Defendants were found guilty of felony murder after a police officer that was pursuing them for the crime of burglary was shot by another police officer also in pursuit. Defendants moved to arrest a judgment finding them guilty of murder. Defendants alleged that the person who killed or performed the acts which caused the death must be the same person as the one who attempted or committed the forcible felony before liability for murder could be imposed. The trial court granted defendants’ motion. On appeal by the state, the appellate court reversed the trial court’s judgment and remanded the case for the sentencing of defendants for felony murder.
Could defendants be liable for the death of a policer officer, who was pursuing them for the crime of burglary and was shot by another police officer also in pursuit?

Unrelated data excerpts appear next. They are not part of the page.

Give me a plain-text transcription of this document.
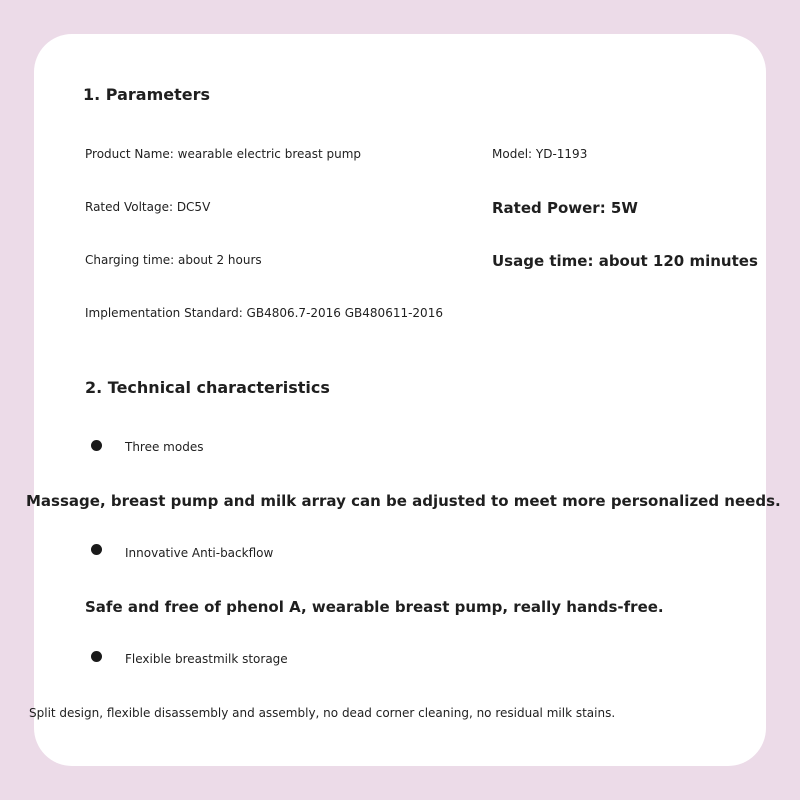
1. Parameters
Product Name: wearable electric breast pump	Model: YD-1193
Rated Voltage: DC5V	Rated Power: 5W
Charging time: about 2 hours	Usage time: about 120 minutes
Implementation Standard: GB4806.7-2016 GB480611-2016
2. Technical characteristics
Three modes
Massage, breast pump and milk array can be adjusted to meet more personalized needs.
Innovative Anti-backflow
Safe and free of phenol A, wearable breast pump, really hands-free.
Flexible breastmilk storage
Split design, flexible disassembly and assembly, no dead corner cleaning, no residual milk stains.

Previous holdings provided that a defendant and co-conspirators acting in concert with him could have been held responsible for a killing of an innocent third party during the commission of a forcible felony even though the killing was not actually done by a person acting in concert with defendant or his co-conspirators. Though the police officer was shot by another officer in pursuit of defendants, defendants were still guilty of felony murder because the police officer was killed during the commission of a forcible felony, burglary.